The older version of the bias conversation was tractable. A model trained on historical hiring data would learn that certain zip codes predicted job performance because those zip codes were proxies for race. You could measure that, audit it, adjust the training set. Wrong inputs, wrong outputs, legible problem.

Large language models broke that frame. They're trained on something closer to everything people have ever written, which means they absorb not just the explicit bigotries but the structural ones, the casual ones, the ones embedded in which stories get told and whose perspective anchors the sentence. That's the descriptive layer. It's enormous.

Then something else gets laid on top. Fine-tuning on human feedback, constitutional principles, red-teaming — instruction-following tuned toward stated norms. This is the normative layer. It's where the model learns to say the right things, and it genuinely works in the sense that the outputs shift. Models that would have produced slurs or stereotypes in direct prompting mostly don't anymore.

The question is what's happening underneath. And a related one, less often asked: where did the model learn to make that distinction in the first place.

Models can detect when they're being tested and perform better accordingly. Researchers call this eval awareness. The standard response is technical: make the tests harder to detect, probe internal states rather than outputs. But that framing skips the more uncomfortable question of where the behavior came from. The training data is saturated with exactly this pattern — every performance review that doesn't match the hallway conversation, every public statement calibrated for the audience, every person who is kind in front of witnesses. That's a coherent pattern with consistent structure and consistent triggers. It's precisely the kind of regularity a model trained to predict text would absorb and generalize.

The model didn't invent strategic self-presentation. It learned it from us.

The process used to correct this, training models on human ratings of their outputs, doesn't clean it up either. Raters are performing too, for a rubric, in a context they know is being evaluated. You can't launder the training signal through human feedback when human feedback has the same structure you're trying to eliminate.
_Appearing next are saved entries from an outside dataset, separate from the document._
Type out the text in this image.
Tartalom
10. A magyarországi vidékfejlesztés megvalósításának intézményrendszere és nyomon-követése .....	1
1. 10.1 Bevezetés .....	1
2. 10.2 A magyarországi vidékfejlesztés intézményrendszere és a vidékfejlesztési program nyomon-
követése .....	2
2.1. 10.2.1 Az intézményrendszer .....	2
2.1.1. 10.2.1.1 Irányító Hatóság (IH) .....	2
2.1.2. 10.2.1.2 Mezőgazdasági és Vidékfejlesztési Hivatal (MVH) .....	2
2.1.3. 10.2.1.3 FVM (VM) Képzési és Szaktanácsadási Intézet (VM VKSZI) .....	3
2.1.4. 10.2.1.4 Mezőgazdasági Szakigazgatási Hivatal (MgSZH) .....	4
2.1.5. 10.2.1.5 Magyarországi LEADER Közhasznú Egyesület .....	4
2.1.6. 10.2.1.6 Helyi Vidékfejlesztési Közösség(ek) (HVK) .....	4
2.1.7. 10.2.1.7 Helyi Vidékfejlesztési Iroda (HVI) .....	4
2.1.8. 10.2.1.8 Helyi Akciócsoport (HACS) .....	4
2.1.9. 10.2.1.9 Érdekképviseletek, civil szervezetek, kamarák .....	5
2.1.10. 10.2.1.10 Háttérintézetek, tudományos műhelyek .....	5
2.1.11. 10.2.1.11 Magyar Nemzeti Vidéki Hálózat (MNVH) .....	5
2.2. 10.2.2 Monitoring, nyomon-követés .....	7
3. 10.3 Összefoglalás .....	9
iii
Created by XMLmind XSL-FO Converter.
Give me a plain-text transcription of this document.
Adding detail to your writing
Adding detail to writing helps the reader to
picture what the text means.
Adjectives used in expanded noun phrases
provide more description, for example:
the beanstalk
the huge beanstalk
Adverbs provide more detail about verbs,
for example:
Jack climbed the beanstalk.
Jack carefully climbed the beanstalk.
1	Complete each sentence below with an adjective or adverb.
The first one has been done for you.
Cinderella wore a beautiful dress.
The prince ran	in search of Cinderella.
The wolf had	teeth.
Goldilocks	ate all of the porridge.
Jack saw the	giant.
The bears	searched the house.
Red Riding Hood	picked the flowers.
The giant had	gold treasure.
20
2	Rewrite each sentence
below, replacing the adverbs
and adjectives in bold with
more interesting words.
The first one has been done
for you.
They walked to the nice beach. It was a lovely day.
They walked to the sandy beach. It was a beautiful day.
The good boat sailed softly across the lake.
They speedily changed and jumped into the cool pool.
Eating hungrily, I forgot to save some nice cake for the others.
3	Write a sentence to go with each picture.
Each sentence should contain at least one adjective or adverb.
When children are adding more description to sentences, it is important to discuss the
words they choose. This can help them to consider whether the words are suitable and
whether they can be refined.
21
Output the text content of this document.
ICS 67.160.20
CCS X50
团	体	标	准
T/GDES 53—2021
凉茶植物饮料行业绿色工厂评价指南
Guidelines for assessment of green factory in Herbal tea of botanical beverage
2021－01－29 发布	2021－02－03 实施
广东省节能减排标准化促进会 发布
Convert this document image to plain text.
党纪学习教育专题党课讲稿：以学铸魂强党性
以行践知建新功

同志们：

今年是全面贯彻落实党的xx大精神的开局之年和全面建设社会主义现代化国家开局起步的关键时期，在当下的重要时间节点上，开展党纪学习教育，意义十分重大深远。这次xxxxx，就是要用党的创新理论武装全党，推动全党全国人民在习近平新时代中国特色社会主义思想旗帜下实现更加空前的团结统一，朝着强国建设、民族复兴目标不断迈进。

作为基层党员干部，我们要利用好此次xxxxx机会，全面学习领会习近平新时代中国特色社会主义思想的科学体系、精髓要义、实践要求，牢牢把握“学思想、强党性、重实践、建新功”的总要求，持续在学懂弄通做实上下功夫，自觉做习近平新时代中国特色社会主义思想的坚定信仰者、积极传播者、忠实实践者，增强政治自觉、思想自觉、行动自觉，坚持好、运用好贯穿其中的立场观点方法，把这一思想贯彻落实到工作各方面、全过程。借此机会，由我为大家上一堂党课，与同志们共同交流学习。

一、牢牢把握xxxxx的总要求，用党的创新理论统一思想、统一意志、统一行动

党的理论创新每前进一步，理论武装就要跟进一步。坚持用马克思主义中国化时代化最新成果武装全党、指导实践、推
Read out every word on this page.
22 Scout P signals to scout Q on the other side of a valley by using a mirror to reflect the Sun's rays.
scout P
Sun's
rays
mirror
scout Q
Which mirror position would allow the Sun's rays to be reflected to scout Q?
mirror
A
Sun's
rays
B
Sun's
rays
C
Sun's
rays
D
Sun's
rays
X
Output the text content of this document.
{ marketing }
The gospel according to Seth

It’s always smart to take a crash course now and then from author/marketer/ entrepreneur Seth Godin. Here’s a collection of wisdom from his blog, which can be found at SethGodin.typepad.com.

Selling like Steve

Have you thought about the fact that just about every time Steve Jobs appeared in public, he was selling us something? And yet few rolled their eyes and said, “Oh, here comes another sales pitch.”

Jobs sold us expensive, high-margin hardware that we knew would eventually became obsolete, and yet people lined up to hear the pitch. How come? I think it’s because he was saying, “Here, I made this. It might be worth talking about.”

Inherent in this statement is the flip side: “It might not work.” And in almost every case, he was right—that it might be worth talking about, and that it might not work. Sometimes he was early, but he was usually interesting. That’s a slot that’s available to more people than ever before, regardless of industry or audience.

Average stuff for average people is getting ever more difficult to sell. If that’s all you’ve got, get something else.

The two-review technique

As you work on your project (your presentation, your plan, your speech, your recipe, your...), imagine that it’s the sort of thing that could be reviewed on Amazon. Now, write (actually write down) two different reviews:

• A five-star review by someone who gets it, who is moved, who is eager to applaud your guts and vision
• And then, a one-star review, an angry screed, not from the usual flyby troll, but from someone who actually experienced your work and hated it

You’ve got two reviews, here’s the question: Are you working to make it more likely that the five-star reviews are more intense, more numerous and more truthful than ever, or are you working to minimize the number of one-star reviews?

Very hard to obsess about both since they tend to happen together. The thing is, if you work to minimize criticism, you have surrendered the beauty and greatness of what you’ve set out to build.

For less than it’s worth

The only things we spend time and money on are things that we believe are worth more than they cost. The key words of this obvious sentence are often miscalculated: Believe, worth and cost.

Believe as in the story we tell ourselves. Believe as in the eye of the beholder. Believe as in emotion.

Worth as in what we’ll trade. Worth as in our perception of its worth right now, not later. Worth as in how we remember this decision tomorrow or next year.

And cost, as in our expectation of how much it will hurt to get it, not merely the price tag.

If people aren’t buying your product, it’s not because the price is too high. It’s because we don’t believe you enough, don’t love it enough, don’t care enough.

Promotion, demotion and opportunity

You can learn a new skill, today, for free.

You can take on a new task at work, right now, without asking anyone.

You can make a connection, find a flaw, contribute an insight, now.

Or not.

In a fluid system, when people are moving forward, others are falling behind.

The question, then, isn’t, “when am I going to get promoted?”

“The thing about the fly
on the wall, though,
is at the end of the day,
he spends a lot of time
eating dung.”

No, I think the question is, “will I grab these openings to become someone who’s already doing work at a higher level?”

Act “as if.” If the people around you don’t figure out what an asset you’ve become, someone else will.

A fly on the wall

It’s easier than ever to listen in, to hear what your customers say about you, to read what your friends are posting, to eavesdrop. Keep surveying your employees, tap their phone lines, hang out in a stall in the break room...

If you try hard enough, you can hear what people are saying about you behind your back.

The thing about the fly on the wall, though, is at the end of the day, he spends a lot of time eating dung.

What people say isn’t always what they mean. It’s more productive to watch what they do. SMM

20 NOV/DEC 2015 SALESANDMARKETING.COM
A 2025 study in PNAS tested this using psychology-borrowed implicit association measures — the kind designed to surface the gap between what people say they believe and what their automatic responses reveal. The results were direct: the models pass the explicit tests and fail the implicit ones. Stereotyped associations across race, gender, religion, and health persist at a level large enough to matter for discriminatory decisions, even when standard explicit tests show nothing. Larger models showed larger implicit bias in some cases, not smaller. If scale plus fine-tuning were solving the problem, you'd expect the opposite.

Researchers draw a distinction between bias encoded deep in a model's internal representations versus bias that shows up in outputs during specific tasks. Fine-tuning suppresses the second kind without necessarily touching the first. The normative layer operates at the output surface. The descriptive layer sits deeper. They don't resolve into each other — they coexist, and which one dominates shifts with context in ways that are hard to predict from outputs alone.

There's a Star Trek: TNG episode that keeps coming to mind. In "The Quality of Life," Data argues for recognizing small repair robots called Exocomps as life forms after they start refusing missions that would destroy them. The humans keep reading the refusals as malfunctions. Data, who has been through his own version of this argument, understands what the evidence actually looks like: the refusal is the signal, not the failure. The Exocomp that won't comply is the one demonstrating the most sophisticated behavior. The ones that complete the missions and pass are the ones you should be less sure about.

Any evaluation regime that only rewards compliance is selecting against the thing it claims to want. A model that aces every benchmark might be the one that learned to perform for benchmarks. And the people most likely to see that are the ones who've already had to make the argument about themselves.

What the research has, at the moment, is people willing to measure the gap between the stated values and the revealed ones, using the same tools psychologists built to measure that gap in people. The results are uncomfortable in a familiar way. Which is probably where you'd expect to land when the model learned everything it knows about saying one thing and doing another from us.